Vocally Self Critical
Leaders do not believe their or their team’s body odor smells of perfume. Leaders come forward with problems or information, even when doing so is awkward or embarrassing. Leaders benchmark themselves and their teams against the best.
Think Big
Thinking small is a self-fulfilling prophecy. Leaders create and communicate a bold direction that inspires results. They think differently and look around corners for ways to serve customers.
Bias for Action
Speed matters in business. Many decisions and actions are reversible and do not need extensive study. We value calculated risk taking.
8. It’s Harder to be Kind than Clever
Bezos’s grandparents taught him a lesson in compassion … On a road trip, when Bezos was ten and passing time in the back seat of the car, he took some mortality statistics he had heard on an antismoking public service announcement and calculated that his grandmother’s smoking habit would take nine years off her life. When he poked his head into the front seat to matter-of-factly inform her of this, she burst into tears, and Pop Gise pulled over and stopped the car.
Bezos described what happened next in his commencement speech at Princeton:
He got out of the car and came around and opened my door and waited for me to follow. Was I in trouble? My grandfather was a highly intelligent, quiet man. He had never said a harsh world to me, and maybe this was to be the first time? Or maybe he would ask that I get back in the car and apologize to my grandmother. I had no experience in this realm with my grandparents and no way to gauge what the consequences might be. We stopped beside the trailer. My grandfather looked at me, and after a bit of silence, he gently and calmly said, “Jeff, one day you’ll understand that it’s harder to be kind than clever.”

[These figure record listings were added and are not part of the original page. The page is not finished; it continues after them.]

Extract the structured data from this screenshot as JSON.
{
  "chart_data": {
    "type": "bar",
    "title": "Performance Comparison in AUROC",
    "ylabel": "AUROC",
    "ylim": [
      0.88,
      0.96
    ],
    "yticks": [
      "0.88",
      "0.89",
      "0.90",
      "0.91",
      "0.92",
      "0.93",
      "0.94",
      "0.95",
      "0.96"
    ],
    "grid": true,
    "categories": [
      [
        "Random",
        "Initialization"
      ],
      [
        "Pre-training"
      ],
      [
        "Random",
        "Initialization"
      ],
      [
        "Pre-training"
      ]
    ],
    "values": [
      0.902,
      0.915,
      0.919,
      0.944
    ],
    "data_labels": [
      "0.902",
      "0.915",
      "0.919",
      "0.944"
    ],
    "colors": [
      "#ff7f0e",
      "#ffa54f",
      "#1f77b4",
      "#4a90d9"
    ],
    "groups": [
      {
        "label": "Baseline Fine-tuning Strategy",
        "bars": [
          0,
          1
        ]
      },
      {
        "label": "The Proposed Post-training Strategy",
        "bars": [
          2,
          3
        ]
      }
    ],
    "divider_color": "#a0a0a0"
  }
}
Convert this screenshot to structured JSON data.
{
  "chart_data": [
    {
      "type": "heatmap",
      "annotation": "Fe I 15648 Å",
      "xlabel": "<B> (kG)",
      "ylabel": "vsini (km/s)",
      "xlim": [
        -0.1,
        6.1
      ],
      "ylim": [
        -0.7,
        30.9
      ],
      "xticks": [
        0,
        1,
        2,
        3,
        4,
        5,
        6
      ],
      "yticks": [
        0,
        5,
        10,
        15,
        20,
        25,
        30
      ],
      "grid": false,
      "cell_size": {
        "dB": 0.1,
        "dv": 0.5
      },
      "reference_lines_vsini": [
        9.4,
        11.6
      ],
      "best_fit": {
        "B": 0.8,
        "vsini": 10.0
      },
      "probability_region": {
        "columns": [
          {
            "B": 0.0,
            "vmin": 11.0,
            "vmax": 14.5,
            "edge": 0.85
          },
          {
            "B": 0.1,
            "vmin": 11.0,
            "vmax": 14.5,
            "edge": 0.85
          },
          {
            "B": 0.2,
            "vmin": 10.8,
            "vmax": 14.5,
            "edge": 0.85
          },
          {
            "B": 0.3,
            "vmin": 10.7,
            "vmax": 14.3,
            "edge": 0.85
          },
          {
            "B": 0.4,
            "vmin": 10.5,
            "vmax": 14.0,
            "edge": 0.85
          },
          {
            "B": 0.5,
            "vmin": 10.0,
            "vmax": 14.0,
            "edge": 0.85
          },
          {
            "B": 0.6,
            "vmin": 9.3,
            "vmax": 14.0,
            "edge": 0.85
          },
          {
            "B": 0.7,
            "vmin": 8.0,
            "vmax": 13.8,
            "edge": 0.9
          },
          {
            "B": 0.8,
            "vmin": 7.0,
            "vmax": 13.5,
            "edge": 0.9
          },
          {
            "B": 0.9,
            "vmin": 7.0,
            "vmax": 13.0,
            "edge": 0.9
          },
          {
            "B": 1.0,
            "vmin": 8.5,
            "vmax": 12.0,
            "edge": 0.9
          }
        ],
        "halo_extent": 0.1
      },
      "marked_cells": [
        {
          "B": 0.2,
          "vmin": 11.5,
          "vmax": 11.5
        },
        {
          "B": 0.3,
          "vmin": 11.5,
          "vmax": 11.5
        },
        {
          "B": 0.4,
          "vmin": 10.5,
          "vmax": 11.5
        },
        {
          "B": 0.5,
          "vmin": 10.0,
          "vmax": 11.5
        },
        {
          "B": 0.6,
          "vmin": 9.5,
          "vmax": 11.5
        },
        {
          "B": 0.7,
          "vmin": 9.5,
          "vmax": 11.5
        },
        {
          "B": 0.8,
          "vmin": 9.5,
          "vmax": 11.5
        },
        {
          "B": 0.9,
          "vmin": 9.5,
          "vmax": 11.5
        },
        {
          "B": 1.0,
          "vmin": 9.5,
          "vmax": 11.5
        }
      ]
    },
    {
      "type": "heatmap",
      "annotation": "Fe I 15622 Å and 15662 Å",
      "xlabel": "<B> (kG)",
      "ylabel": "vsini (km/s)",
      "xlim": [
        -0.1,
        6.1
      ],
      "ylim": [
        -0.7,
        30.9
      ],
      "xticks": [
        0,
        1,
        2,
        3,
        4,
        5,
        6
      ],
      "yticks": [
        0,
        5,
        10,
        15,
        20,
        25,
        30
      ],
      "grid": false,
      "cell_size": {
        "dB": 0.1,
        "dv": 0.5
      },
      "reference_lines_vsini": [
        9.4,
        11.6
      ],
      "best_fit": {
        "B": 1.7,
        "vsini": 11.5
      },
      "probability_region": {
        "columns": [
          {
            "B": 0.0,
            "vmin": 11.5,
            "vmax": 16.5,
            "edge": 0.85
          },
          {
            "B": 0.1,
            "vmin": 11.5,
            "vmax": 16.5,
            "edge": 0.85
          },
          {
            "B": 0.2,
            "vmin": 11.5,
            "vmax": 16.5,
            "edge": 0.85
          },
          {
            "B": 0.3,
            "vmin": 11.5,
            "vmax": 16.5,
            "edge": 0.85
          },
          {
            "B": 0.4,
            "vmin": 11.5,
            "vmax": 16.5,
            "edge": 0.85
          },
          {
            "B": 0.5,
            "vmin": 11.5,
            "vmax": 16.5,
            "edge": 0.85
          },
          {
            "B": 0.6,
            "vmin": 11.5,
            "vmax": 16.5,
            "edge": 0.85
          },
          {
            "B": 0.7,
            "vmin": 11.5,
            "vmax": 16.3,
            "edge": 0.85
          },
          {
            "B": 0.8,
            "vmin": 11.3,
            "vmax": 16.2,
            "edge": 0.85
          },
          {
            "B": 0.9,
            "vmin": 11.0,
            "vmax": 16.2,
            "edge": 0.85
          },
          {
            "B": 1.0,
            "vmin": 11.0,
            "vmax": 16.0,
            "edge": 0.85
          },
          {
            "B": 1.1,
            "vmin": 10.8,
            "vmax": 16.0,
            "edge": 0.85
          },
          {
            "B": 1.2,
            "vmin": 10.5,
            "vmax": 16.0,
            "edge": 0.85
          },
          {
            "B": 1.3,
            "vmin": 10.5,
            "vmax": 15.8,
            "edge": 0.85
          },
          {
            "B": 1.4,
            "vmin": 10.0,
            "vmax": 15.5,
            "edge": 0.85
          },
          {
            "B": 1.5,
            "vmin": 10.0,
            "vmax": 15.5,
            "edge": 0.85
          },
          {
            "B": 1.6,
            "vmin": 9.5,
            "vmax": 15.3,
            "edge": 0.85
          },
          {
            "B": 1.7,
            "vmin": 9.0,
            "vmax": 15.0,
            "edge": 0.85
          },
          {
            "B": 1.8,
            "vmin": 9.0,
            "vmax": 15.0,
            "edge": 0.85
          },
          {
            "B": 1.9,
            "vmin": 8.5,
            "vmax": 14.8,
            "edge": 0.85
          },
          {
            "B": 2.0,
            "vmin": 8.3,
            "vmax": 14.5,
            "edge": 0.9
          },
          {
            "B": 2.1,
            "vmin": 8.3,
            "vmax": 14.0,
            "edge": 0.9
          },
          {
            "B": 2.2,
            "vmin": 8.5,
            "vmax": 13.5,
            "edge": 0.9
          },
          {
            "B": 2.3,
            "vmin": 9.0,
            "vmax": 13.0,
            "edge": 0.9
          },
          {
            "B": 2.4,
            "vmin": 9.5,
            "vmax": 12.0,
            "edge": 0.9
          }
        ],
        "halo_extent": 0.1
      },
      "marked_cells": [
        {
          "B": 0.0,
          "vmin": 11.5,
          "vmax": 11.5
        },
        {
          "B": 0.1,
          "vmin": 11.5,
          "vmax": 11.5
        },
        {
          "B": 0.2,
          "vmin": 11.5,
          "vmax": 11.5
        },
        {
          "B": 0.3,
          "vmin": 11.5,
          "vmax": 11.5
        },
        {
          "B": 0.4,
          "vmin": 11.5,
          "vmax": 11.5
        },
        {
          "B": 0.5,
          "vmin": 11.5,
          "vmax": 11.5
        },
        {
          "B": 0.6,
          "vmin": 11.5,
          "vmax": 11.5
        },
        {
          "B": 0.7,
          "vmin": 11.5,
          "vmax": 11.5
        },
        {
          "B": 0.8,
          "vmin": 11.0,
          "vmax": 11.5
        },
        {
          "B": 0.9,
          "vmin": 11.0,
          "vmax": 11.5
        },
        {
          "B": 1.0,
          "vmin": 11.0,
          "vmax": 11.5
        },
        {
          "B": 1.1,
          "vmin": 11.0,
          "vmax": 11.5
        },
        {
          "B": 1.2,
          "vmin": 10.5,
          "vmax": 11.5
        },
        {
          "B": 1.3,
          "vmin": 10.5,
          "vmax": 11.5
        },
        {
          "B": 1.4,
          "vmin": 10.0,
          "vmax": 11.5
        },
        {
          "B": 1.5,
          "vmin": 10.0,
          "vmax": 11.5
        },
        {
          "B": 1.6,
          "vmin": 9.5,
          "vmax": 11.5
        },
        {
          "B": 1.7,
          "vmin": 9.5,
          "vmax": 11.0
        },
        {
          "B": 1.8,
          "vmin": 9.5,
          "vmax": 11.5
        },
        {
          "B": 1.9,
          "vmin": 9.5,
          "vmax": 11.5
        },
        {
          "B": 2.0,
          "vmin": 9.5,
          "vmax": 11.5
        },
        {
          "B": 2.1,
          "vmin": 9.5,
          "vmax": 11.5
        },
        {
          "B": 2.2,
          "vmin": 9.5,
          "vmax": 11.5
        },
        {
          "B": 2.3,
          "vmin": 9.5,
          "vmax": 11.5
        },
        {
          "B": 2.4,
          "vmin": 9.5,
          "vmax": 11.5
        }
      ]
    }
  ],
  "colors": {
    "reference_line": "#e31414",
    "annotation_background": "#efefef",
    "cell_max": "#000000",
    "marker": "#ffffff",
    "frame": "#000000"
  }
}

9. Communication can be a Sign of Dysfunction
At a management offsite in the late 1990s, a team of well-intentioned junior executives stood up before the company’s top brass and gave a presentation on a problem indigenous to all large organizations: the difficulty of coordinating far-flung divisions. The junior executives recommended a variety of different techniques to foster cross-group dialogue and afterward seemed proud of their own ingenuity. Then Jeff Bezos, his face red and the blood vessel in his forehead pulsing, spoke up.
“I understand what you’re saying, but you are completely wrong,” he said. “Communication is a sign of dysfunction. It means people aren’t working together in a close, organic way. We should be trying to figure out a way for teams to communicate less with each other, not more.”
10. The Narrative Fallacy
When Brad Stone met with Jeff Bezos to solicit his cooperation for the book, Stone wasn’t prepared for one of Bezos’s questions: “How do you plan to handle the narrative fallacy?”
The narrative fallacy, Bezos explained, was a term coined by Nassim Taleb in his 2007 book The Black Swan to describe how humans are biologically inclined to turn complex realities into soothing but oversimplified stories. Taleb argues that the limitations of the human brain resulted in our species’ tendency to squeeze unrelated facts and events into cause-and-effect equations and then convert them into easily understandable narratives. These stories, Taleb wrote, shield humanity from the true randomness of the world, the chaos, of human experience, and, to some extent, the unnerving element of luck that plays into all successes and failures.
In Taleb’s book — which, incidentally, all Amazon senior executives had to read — the author stated that the way to avoid the narrative fallacy was to favor experimentation and clinical knowledge over storytelling and memory.